= Vincenzo Miotti =

Italian physicist and astronomer

Vincenzo Miotti (25 July 1712, Murano – 15 February 1787, Murano) was an Italian physicist and astronomer.

==Life==
Born in the parish of Santo Stefano on Murano to Daniele Miotti and Angela Licini, he was the first of three brothers and two sisters. He came from a wealthy family of glaziers which owned a furnace, but he left the family business in the hands of his brother Alvise, preferring a career in the church.

After studying in the patriarchal seminary in Venice at San Cipriano, run by the Somaschi Fathers, he distinguished himself in classics, mathematics, physics and astronomy. He joined the Camaldolese cultural circle at San Michele in Isola, where he met Angelo Calogerà and Fortunato Mandelli.

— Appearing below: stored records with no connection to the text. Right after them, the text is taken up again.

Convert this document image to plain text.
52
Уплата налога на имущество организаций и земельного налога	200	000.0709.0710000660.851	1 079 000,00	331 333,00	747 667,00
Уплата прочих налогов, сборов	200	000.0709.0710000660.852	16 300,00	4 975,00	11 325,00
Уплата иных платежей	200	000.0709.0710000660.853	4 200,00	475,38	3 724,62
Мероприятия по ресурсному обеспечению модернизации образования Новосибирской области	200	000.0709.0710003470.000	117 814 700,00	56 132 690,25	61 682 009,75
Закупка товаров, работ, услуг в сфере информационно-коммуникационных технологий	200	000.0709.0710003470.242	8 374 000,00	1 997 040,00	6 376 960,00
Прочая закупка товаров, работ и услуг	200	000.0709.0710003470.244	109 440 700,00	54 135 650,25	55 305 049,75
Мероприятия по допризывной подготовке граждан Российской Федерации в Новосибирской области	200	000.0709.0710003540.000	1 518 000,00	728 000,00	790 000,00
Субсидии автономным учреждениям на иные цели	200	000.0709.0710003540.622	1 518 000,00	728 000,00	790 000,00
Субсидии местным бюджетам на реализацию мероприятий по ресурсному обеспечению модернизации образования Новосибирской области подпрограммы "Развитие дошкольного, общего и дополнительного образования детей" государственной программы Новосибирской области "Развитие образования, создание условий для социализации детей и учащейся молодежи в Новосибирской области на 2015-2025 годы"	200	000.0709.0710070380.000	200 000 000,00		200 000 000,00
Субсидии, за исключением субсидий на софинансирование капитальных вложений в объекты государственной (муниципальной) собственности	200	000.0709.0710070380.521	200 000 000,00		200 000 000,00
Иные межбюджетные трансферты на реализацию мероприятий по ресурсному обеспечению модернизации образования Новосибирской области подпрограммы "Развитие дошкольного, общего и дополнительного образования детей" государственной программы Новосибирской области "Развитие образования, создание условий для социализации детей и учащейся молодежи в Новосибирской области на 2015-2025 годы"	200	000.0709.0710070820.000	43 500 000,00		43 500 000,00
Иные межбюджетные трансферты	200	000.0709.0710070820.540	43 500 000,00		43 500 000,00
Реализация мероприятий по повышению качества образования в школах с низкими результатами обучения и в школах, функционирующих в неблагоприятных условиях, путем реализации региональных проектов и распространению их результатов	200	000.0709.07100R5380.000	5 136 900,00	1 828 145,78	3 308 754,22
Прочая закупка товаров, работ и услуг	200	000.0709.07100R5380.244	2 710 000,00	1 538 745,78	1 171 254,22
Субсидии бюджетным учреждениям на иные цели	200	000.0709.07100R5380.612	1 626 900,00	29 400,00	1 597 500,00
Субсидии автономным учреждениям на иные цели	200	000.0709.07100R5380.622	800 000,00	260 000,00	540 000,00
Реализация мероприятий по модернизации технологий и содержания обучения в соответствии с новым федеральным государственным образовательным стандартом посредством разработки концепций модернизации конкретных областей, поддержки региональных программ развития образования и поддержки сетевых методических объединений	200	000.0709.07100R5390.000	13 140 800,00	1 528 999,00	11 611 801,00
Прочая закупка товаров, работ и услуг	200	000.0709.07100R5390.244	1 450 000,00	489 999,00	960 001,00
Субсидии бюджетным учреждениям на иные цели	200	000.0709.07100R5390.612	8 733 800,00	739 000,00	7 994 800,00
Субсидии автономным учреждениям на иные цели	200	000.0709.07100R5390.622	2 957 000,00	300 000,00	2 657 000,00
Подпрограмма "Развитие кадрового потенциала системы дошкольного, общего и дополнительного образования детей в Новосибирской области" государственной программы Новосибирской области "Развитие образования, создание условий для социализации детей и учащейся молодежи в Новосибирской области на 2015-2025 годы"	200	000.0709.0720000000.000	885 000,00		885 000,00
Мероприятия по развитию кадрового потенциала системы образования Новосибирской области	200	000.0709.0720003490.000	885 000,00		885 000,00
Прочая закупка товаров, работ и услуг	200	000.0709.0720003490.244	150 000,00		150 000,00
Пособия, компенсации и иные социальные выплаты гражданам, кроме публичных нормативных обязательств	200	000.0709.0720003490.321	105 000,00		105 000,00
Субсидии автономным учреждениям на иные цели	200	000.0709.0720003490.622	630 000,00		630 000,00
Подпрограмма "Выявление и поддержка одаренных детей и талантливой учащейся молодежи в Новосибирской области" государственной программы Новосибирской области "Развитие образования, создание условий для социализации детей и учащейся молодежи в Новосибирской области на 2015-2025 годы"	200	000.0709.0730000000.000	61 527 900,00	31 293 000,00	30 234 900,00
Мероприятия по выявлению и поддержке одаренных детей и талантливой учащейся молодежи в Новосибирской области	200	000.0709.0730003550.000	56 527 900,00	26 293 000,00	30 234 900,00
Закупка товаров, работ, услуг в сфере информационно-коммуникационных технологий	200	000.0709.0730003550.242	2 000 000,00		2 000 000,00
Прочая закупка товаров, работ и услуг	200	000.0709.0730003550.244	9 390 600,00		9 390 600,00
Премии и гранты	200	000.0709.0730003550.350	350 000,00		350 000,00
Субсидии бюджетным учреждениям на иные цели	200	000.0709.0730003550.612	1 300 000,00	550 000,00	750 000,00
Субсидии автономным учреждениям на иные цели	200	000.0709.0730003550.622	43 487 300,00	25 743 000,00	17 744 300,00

He became a priest at Santa Maria e San Donato and led a cloistered life, declining the many academic posts offered to him and devoting himself to designing and building instruments for physics and astronomy demonstrations, which were used and highly valued by Jérôme Lalande, Paolo Frisi, Ruggiero Giuseppe Boscovich and Alessandro Volta. Mainly made of card and wood, few of them now survive, though one for demonstrating the tautochrone curve of a cycloid and another for parabolic motion do remain. Many small fragments and gadgets also survive in the Murano Glass Museum.